On exploite en provinces, on construit à Kinshasa. Source: digitalcongo
Tenez ! Jusqu’à ce jour, les ressources minières exploitées au Katanga continuent à financer le budget du gouvernement national (de RDC) à près ou plus de 70%. En retour, le Katanga n’a pas d’hôpitaux construits, pas d’écoles (même du cinquantenaire !), pas de route nationale à proprement parler (je n’ignore pas ce que l’on appelle nationale numéro xxx !). La liste est longue. On a l’impression que le Congo, c’est simplement Kinshasa. Et comme si cela ne suffisait pas, le Katanga qui produit le plus grand nombre d’intellectuels, des diplômés d’université et du secondaire (tenez : ils viennent de partout en RDC pour l’Université de Lubumbashi), mais qui comprend plus de 300 entreprises minières, affiche un taux des plus élevés de chômage en RDC.

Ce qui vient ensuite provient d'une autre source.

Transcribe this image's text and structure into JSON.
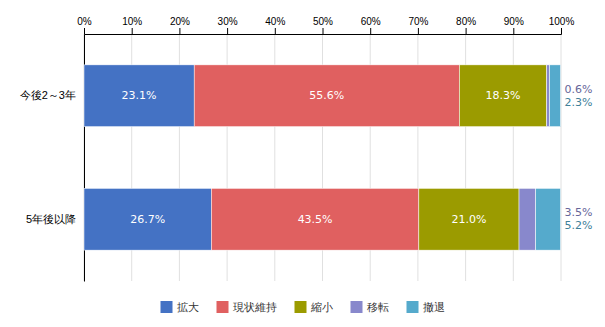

Lorsqu’il y a une entreprise qui ouvre, ce sont les ministres et secrétaires généraux à Kinshasa qui parachutent des candidats à plus de 70% de Kinshasa ou d’ailleurs alors qu’il y a des gens capables sur place. Conséquence : ceux qui vivent au tour des entreprises, ceux qui subissent les conséquences des pollutions, ne sont pas ceux qui profitent de la création des entreprises qui du restent, exploitent leurs terres. N’oubliez pas : l’africain a avant tout sa terre ! Ousmane SEMBEN écrit dans « Ô Pays mon beau peuple ! » : « Que le roi te prenne tes bêtes, tu finiras par en avoir avec le temps. Qu’il prenne ton fils pour l’amener à la guerre, ta femme t’en donnera un autre. Mais qu’il prenne tes terres, c’est qu’il veut ta mort. Et celui qui veut ta mort, il ne se soucie pas de tes peines ». Allez comprendre alors que les creuseurs à Kawama se fassent tirer dessus par des hommes en uniforme sans qu’ils ne capitulent !

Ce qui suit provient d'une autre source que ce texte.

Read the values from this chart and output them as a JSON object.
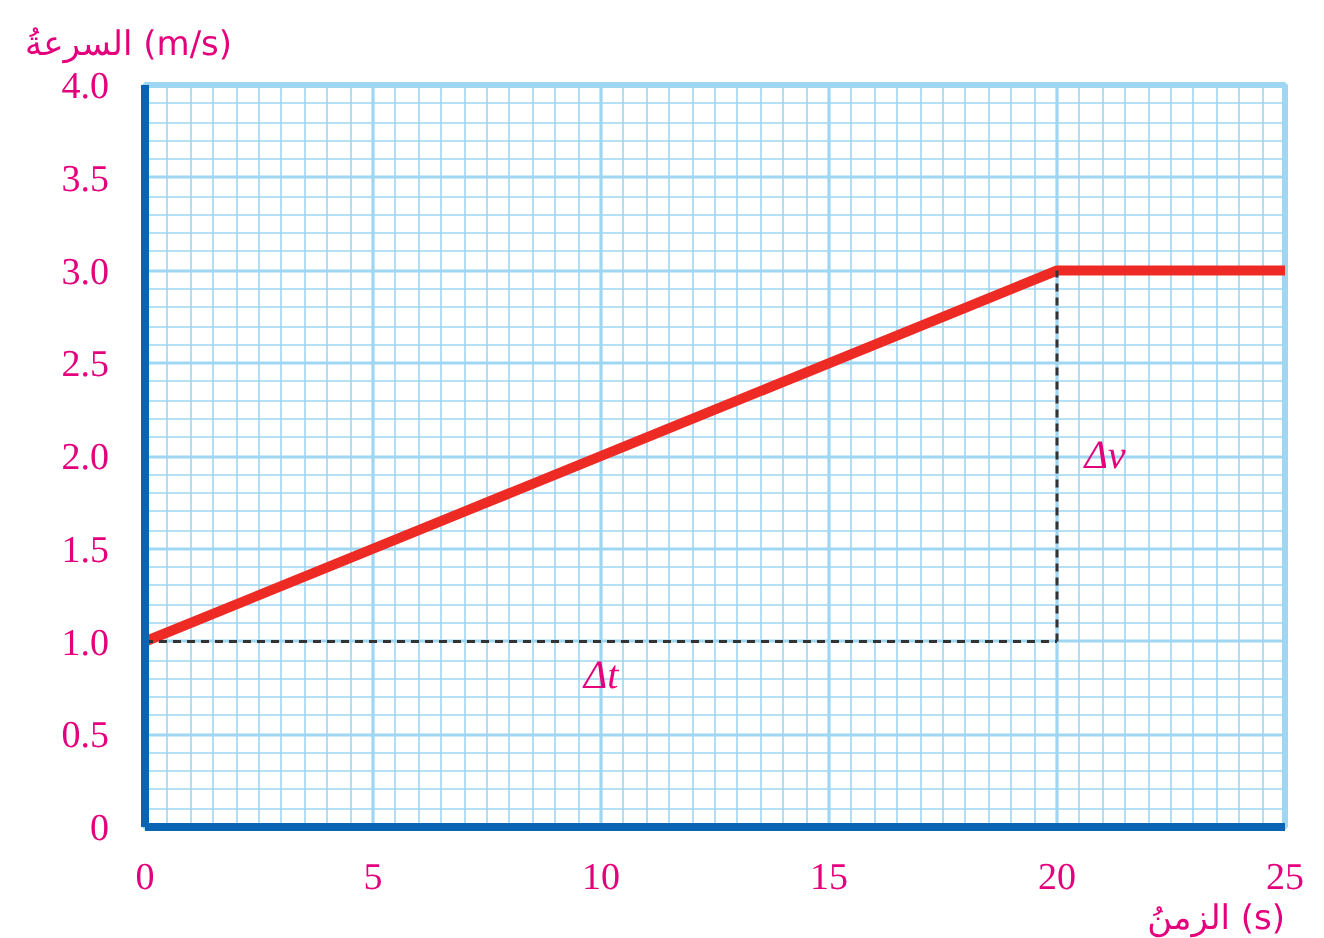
{
  "chart_data": {
    "type": "line",
    "xlabel": "الزمنُ (s)",
    "ylabel": "السرعةُ (m/s)",
    "xlim": [
      0,
      25
    ],
    "ylim": [
      0,
      4
    ],
    "xticks": [
      0,
      {
        "value": 0.5,
        "label": null
      },
      {
        "value": 1,
        "label": null
      },
      {
        "value": 1.5,
        "label": null
      },
      {
        "value": 2,
        "label": null
      },
      {
        "value": 2.5,
        "label": null
      },
      {
        "value": 3,
        "label": null
      },
      {
        "value": 3.5,
        "label": null
      },
      {
        "value": 4,
        "label": null
      },
      {
        "value": 4.5,
        "label": null
      },
      5,
      {
        "value": 5.5,
        "label": null
      },
      {
        "value": 6,
        "label": null
      },
      {
        "value": 6.5,
        "label": null
      },
      {
        "value": 7,
        "label": null
      },
      {
        "value": 7.5,
        "label": null
      },
      {
        "value": 8,
        "label": null
      },
      {
        "value": 8.5,
        "label": null
      },
      {
        "value": 9,
        "label": null
      },
      {
        "value": 9.5,
        "label": null
      },
      10,
      {
        "value": 10.5,
        "label": null
      },
      {
        "value": 11,
        "label": null
      },
      {
        "value": 11.5,
        "label": null
      },
      {
        "value": 12,
        "label": null
      },
      {
        "value": 12.5,
        "label": null
      },
      {
        "value": 13,
        "label": null
      },
      {
        "value": 13.5,
        "label": null
      },
      {
        "value": 14,
        "label": null
      },
      {
        "value": 14.5,
        "label": null
      },
      15,
      {
        "value": 15.5,
        "label": null
      },
      {
        "value": 16,
        "label": null
      },
      {
        "value": 16.5,
        "label": null
      },
      {
        "value": 17,
        "label": null
      },
      {
        "value": 17.5,
        "label": null
      },
      {
        "value": 18,
        "label": null
      },
      {
        "value": 18.5,
        "label": null
      },
      {
        "value": 19,
        "label": null
      },
      {
        "value": 19.5,
        "label": null
      },
      20,
      {
        "value": 20.5,
        "label": null
      },
      {
        "value": 21,
        "label": null
      },
      {
        "value": 21.5,
        "label": null
      },
      {
        "value": 22,
        "label": null
      },
      {
        "value": 22.5,
        "label": null
      },
      {
        "value": 23,
        "label": null
      },
      {
        "value": 23.5,
        "label": null
      },
      {
        "value": 24,
        "label": null
      },
      {
        "value": 24.5,
        "label": null
      },
      25
    ],
    "yticks": [
      0,
      {
        "value": 0.1,
        "label": null
      },
      {
        "value": 0.2,
        "label": null
      },
      {
        "value": 0.3,
        "label": null
      },
      {
        "value": 0.4,
        "label": null
      },
      0.5,
      {
        "value": 0.6,
        "label": null
      },
      {
        "value": 0.7,
        "label": null
      },
      {
        "value": 0.8,
        "label": null
      },
      {
        "value": 0.9,
        "label": null
      },
      {
        "value": 1,
        "label": "1.0"
      },
      {
        "value": 1.1,
        "label": null
      },
      {
        "value": 1.2,
        "label": null
      },
      {
        "value": 1.3,
        "label": null
      },
      {
        "value": 1.4,
        "label": null
      },
      1.5,
      {
        "value": 1.6,
        "label": null
      },
      {
        "value": 1.7,
        "label": null
      },
      {
        "value": 1.8,
        "label": null
      },
      {
        "value": 1.9,
        "label": null
      },
      {
        "value": 2,
        "label": "2.0"
      },
      {
        "value": 2.1,
        "label": null
      },
      {
        "value": 2.2,
        "label": null
      },
      {
        "value": 2.3,
        "label": null
      },
      {
        "value": 2.4,
        "label": null
      },
      2.5,
      {
        "value": 2.6,
        "label": null
      },
      {
        "value": 2.7,
        "label": null
      },
      {
        "value": 2.8,
        "label": null
      },
      {
        "value": 2.9,
        "label": null
      },
      {
        "value": 3,
        "label": "3.0"
      },
      {
        "value": 3.1,
        "label": null
      },
      {
        "value": 3.2,
        "label": null
      },
      {
        "value": 3.3,
        "label": null
      },
      {
        "value": 3.4,
        "label": null
      },
      3.5,
      {
        "value": 3.6,
        "label": null
      },
      {
        "value": 3.7,
        "label": null
      },
      {
        "value": 3.8,
        "label": null
      },
      {
        "value": 3.9,
        "label": null
      },
      {
        "value": 4,
        "label": "4.0"
      }
    ],
    "grid": true,
    "series": [
      {
        "color": "#ee2a24",
        "x": [
          0,
          20,
          25
        ],
        "values": [
          1,
          3,
          3
        ],
        "line_style": "solid"
      },
      {
        "color": "#333333",
        "x": [
          20,
          20
        ],
        "values": [
          1,
          3
        ],
        "line_style": "dashed"
      },
      {
        "color": "#333333",
        "x": [
          0,
          20
        ],
        "values": [
          1,
          1
        ],
        "line_style": "dashed"
      }
    ],
    "annotations": [
      "Δv",
      "Δt"
    ]
  }
}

Le gouvernement provincial du Katanga envoie des centaines des milliards de Francs congolais à Kinhsasa mensuellement, mais que des miettes, moins de 20% lui reviennent, et parfois, assez irrégulièrement. Les plus offrants sont les plus en peine dans ce Congo ! Une loi que ni l’économie, ni la justice (pas distributive) ne peut comprendre.
A bas l’injustice !
Une nouvelle usine de la Gécamines. Source: www.sulphuric-acid.com
Devant cette gamme de problèmes, que voulez-vous que l’on fasse ? Que les Katangais croisent les bras, aillent à l’église implorer la bonté du Tout puissant Dieu pour qu’il change les cœurs des dirigeants de Kinshasa afin que finalement les choses changent ? Où que les leaders comme Kyungu wa Kumwanza, affectueusement appelé Baba, monte au créneau et crie « ça suffit ! » ? J’opte pour la dernière possibilité. Moi, pour ma part, je souhaite que Kyungu wa Kumwanza continue de dire des vérités ! Qu’il ne se taise pas. Je veux que ces qui est produit au Kasaï, les compatriotes Kasaïens en profitent avant tout. Même chose ailleurs ! Quant à la solidarité entre provinces, la Constitution le dit bien : il y a la Caisse de péréquation. Malheureusement, Kinshasa s’arrange pour qu’elle n’existe pas !
Cela ne veut nullement dire que les katangais, ou moi, soyons devenus des citoyens de première zone, plus importants que les autres ou encore régionalistes, tribalistes comme certains le disent sans nuance. Que l’on soit à la MIBA, à Monda (pétrole) ou à Kilo Moto, les premiers bénéficiaires lorsqu’il y a exploitation des ressources naturelles, ce sont les habitants du lieu d’exploitation. Cela permet d’ailleurs, en management, une bonne intégration de l’entreprise. Il est anormal qu’une entreprise implantée au Katanga emploie 70% ou plus de la main d’œuvre venue d’autres provinces ou d’ailleurs, comme on le rapporte dans certaines entreprises où les expatriés seraient les plus nombreux.